Der Verein „Mehr Demokratie“ kritisiert den rot-rot-grünen Senat für seinen Umgang mit dem Volksbegehren Videoüberwachung. „Es wäre nicht die erste Initiative, wo die Prüfung aus taktischen Gründen hinausgezögert wird“, sagte Pressesprecherin Anne Dänner am Mittwoch der taz. Zuvor hatte die Innenverwaltung des Senats auf taz-Anfrage wie in den vergangenen Monaten mitgeteilt, man sei „noch im Prüfprozess“, ob das Volksbegehren rechtlich zulässig ist, und erst für den Spätsommer eine Entscheidung in Aussicht gestellt. Das Problem: Im Gesetz ist nicht vorgeschrieben, wie lange die Prüfung dauern darf. „Die fehlende Frist öffnet Tür und Tor für eine Verzögerung“, sagte Dänner.

Am 19. Februar hatte die Initiative für Videoüberwachung mit dem Namen „Sicherheit in Berlin“ über 25.000 Unterstützerunterschriften eingereicht. Am 21. März erklärte die Innenverwaltung davon 21.028 für gültig, nötig sind 20.000. Seither läuft dort die Prüfung, ob das Begehren mit anderen Rechtsvorschriften vereinbar ist. Ist die Antwort „Nein“, geht der Fall zum Verfassungsgericht.

Schon Mitte Juni warf CDU-Fraktionschef Burkard Dregger der von Senator Andreas Geisel (SPD) geführten Behörde „eine ganz klare miese Verzögerungstaktik“ vor. Die Innenverwaltung wehrte sich damals, man verzögere nichts, sondern prüfe „seriös und belastbar“. Ähnlich fällt die Antwort jetzt aus, sechs Wochen später: „Die Prüfung ist Teil eines komplexen Prozesses, der seine Zeit braucht, wenn er seriös und belastbar sein soll.“

„Dehnung des Gesetzes“

Der Verein „Mehr Demokratie“, der selbst an einem gescheiterten Volksbegehren beteiligt war, fordert zum einen feste Fristen, zum anderen, Volksentscheide verbindlich auf Wahltage zu legen, um eine höhere Beteiligung zu erreichen. Dann gäbe es auch keinen politischen Anreiz mehr, den Fortgang eines Volksbegehrens so zu verzögern, dass der nächste Wahltag verpasst wird und ein Volksentscheid allein aus mangelnder Beteiligung scheitert.

Thomas Heilmann, CDU-Bundestagsabgeordneter und mit Exbezirksbürgermeister Heinz Buschkowsky (SPD) das Gesicht der Initiatoren von „Sicherheit in Berlin“, sieht in der langen Prüfung eine „extreme Dehnung des Gesetzes“. Das gilt für ihn umso mehr, als SPD, Linkspartei und Grüne in ihrem Koalitionsvertrag Anderes versprechen.
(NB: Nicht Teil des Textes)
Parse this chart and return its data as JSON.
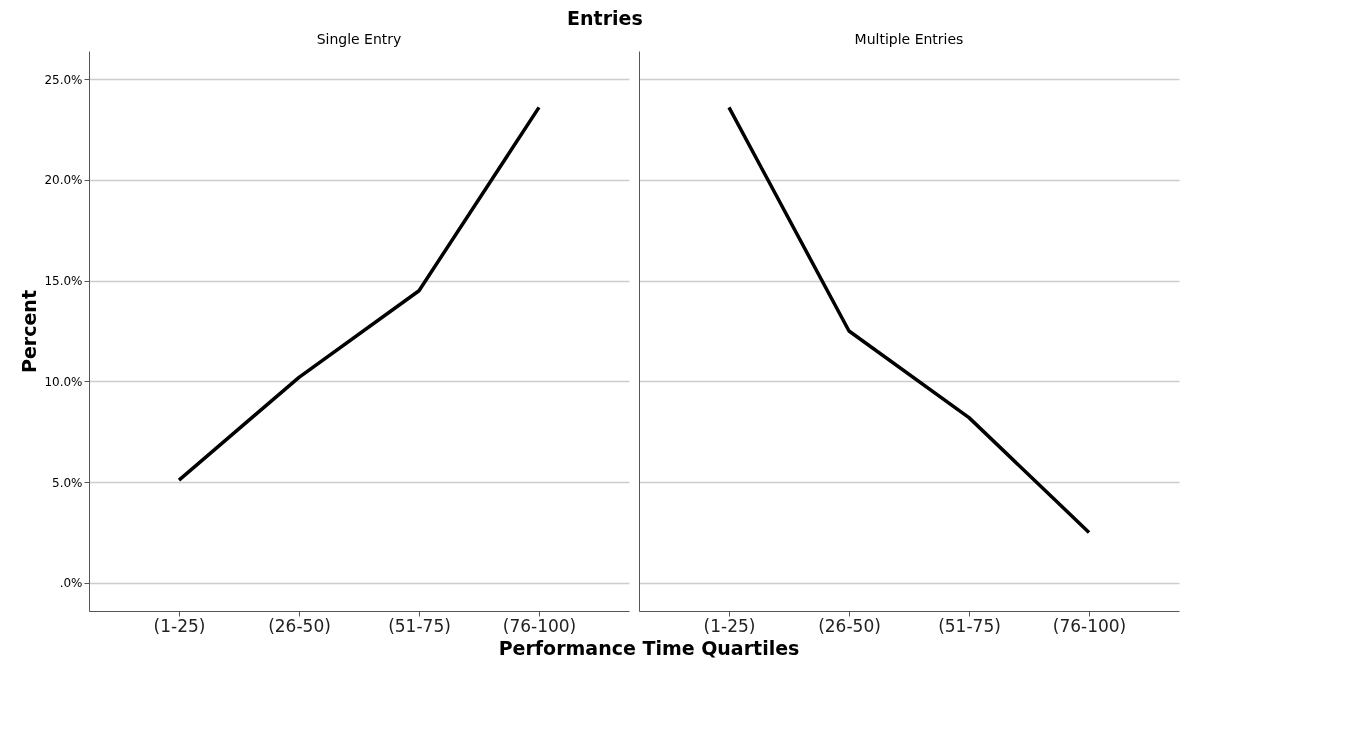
{
  "chart_data": [
    {
      "type": "line",
      "title": "Entries",
      "subtitle": "Single Entry",
      "xlabel": "Performance Time Quartiles",
      "ylabel": "Percent",
      "categories": [
        "(1-25)",
        "(26-50)",
        "(51-75)",
        "(76-100)"
      ],
      "series": [
        {
          "color": "#000000",
          "values": [
            5.1,
            10.2,
            14.5,
            23.6
          ]
        }
      ],
      "ylim": [
        -1.4,
        26.4
      ],
      "yticks": [
        {
          "value": 0,
          "label": ".0%"
        },
        {
          "value": 5,
          "label": "5.0%"
        },
        {
          "value": 10,
          "label": "10.0%"
        },
        {
          "value": 15,
          "label": "15.0%"
        },
        {
          "value": 20,
          "label": "20.0%"
        },
        {
          "value": 25,
          "label": "25.0%"
        }
      ],
      "grid": "y",
      "marker": "none",
      "line_style": "solid"
    },
    {
      "type": "line",
      "subtitle": "Multiple Entries",
      "categories": [
        "(1-25)",
        "(26-50)",
        "(51-75)",
        "(76-100)"
      ],
      "series": [
        {
          "color": "#000000",
          "values": [
            23.6,
            12.5,
            8.2,
            2.5
          ]
        }
      ],
      "ylim": [
        -1.4,
        26.4
      ],
      "yticks": [
        0,
        5,
        10,
        15,
        20,
        25
      ],
      "grid": "y",
      "marker": "none",
      "line_style": "solid",
      "tick_labels": "x"
    }
  ]
}
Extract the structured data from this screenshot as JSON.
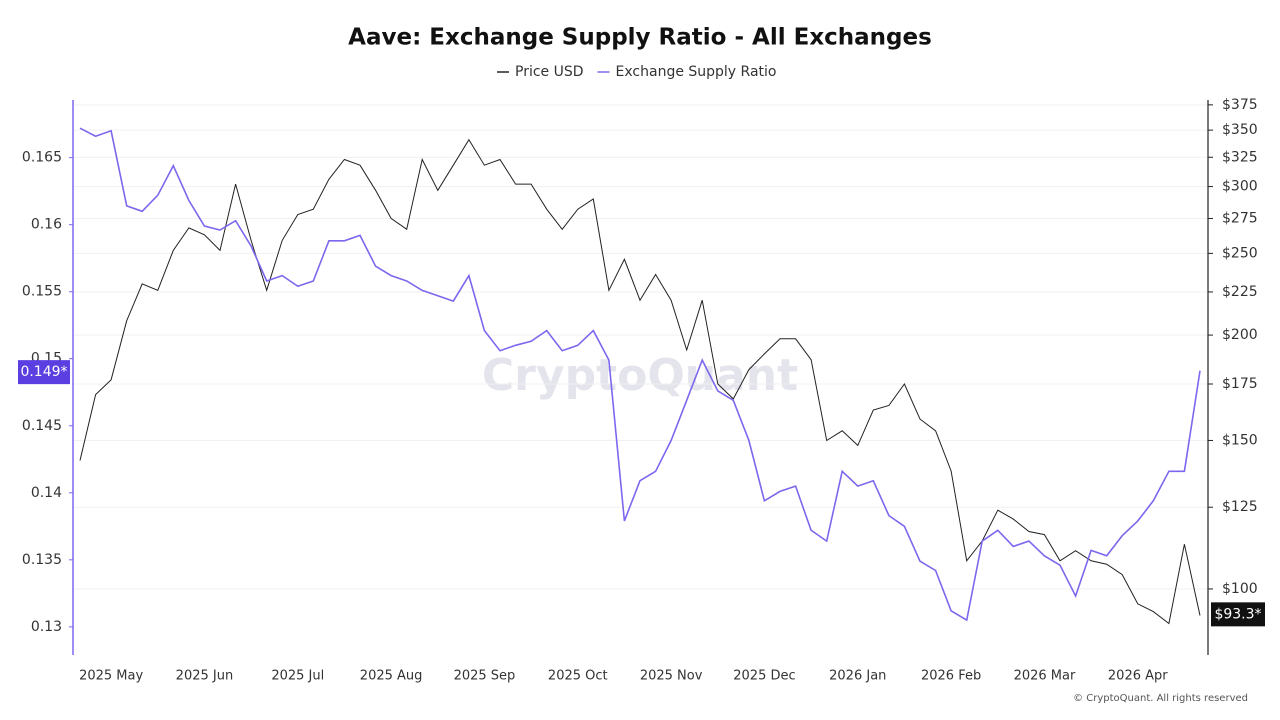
{
  "chart_data": {
    "type": "line",
    "title": "Aave: Exchange Supply Ratio - All Exchanges",
    "watermark": "CryptoQuant",
    "footer": "© CryptoQuant. All rights reserved",
    "categories": [
      null,
      null,
      "2025 May",
      null,
      null,
      null,
      null,
      null,
      "2025 Jun",
      null,
      null,
      null,
      null,
      null,
      "2025 Jul",
      null,
      null,
      null,
      null,
      null,
      "2025 Aug",
      null,
      null,
      null,
      null,
      null,
      "2025 Sep",
      null,
      null,
      null,
      null,
      null,
      "2025 Oct",
      null,
      null,
      null,
      null,
      null,
      "2025 Nov",
      null,
      null,
      null,
      null,
      null,
      "2025 Dec",
      null,
      null,
      null,
      null,
      null,
      "2026 Jan",
      null,
      null,
      null,
      null,
      null,
      "2026 Feb",
      null,
      null,
      null,
      null,
      null,
      "2026 Mar",
      null,
      null,
      null,
      null,
      null,
      "2026 Apr",
      null,
      null,
      null,
      null
    ],
    "series": [
      {
        "name": "Price USD",
        "color": "#222222",
        "axis": "y2",
        "values": [
          142,
          170,
          177,
          208,
          230,
          226,
          252,
          268,
          263,
          252,
          302,
          259,
          226,
          259,
          278,
          282,
          306,
          323,
          318,
          297,
          275,
          267,
          323,
          297,
          318,
          341,
          318,
          323,
          302,
          302,
          282,
          267,
          282,
          290,
          226,
          246,
          220,
          236,
          220,
          192,
          220,
          175,
          168,
          182,
          190,
          198,
          198,
          187,
          150,
          154,
          148,
          163,
          165,
          175,
          159,
          154,
          138,
          108,
          114,
          124,
          121,
          117,
          116,
          108,
          111,
          108,
          107,
          104,
          96,
          94,
          91,
          113,
          93
        ]
      },
      {
        "name": "Exchange Supply Ratio",
        "color": "#7b68ee",
        "values": [
          0.1672,
          0.1666,
          0.167,
          0.1614,
          0.161,
          0.1622,
          0.1644,
          0.1618,
          0.1599,
          0.1596,
          0.1603,
          0.1584,
          0.1558,
          0.1562,
          0.1554,
          0.1558,
          0.1588,
          0.1588,
          0.1592,
          0.1569,
          0.1562,
          0.1558,
          0.1551,
          0.1547,
          0.1543,
          0.1562,
          0.1521,
          0.1506,
          0.151,
          0.1513,
          0.1521,
          0.1506,
          0.151,
          0.1521,
          0.1499,
          0.1379,
          0.1409,
          0.1416,
          0.1439,
          0.1469,
          0.1499,
          0.1476,
          0.1469,
          0.1439,
          0.1394,
          0.1401,
          0.1405,
          0.1372,
          0.1364,
          0.1416,
          0.1405,
          0.1409,
          0.1383,
          0.1375,
          0.1349,
          0.1342,
          0.1312,
          0.1305,
          0.1364,
          0.1372,
          0.136,
          0.1364,
          0.1353,
          0.1346,
          0.1323,
          0.1357,
          0.1353,
          0.1368,
          0.1379,
          0.1394,
          0.1416,
          0.1416,
          0.1491
        ]
      }
    ],
    "ylim": [
      0.1279,
      0.1693
    ],
    "yticks": [
      0.13,
      0.135,
      0.14,
      0.145,
      0.15,
      0.155,
      0.16,
      0.165
    ],
    "y2lim": [
      83.5,
      380
    ],
    "y2log": true,
    "y2ticks": [
      {
        "value": 100,
        "label": "$100"
      },
      {
        "value": 125,
        "label": "$125"
      },
      {
        "value": 150,
        "label": "$150"
      },
      {
        "value": 175,
        "label": "$175"
      },
      {
        "value": 200,
        "label": "$200"
      },
      {
        "value": 225,
        "label": "$225"
      },
      {
        "value": 250,
        "label": "$250"
      },
      {
        "value": 275,
        "label": "$275"
      },
      {
        "value": 300,
        "label": "$300"
      },
      {
        "value": 325,
        "label": "$325"
      },
      {
        "value": 350,
        "label": "$350"
      },
      {
        "value": 375,
        "label": "$375"
      }
    ],
    "grid": true,
    "annotations": [
      {
        "text": "0.149*",
        "value": 0.149,
        "axis": "y",
        "color": "#5b3fe0"
      },
      {
        "text": "$93.3*",
        "value": 93.3,
        "axis": "y2",
        "color": "#111111"
      }
    ]
  }
}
Dort steht unter der Überschrift „Mehr direkte Demokratie für Berlin“: „Die Koalition will nicht nur das Zusammenspiel von direkter und repräsentativer Demokratie verbessern, sondern auch Verbindlichkeit und Transparenz des Verfahrens erhöhen“.

Gerade Letzteres sieht Heilmann nicht erfüllt: „Es ist schwer begreiflich zu machen, dass die Prüfung so lange dauert“. Er sitze zwar nicht in der Innenverwaltung, aber: „Von außen betrachtet sieht das politisch motiviert aus.“ Laut Heilmann ist durch die lange Prüfung ein Volksentscheid parallel zur Europawahl am 26. Mai 2019 fast ausgeschlossen. Damit es überhaupt zu einem solchen Entscheid kommt, müsste die Initiative rund 175.000 gültige Unterschriften sammeln.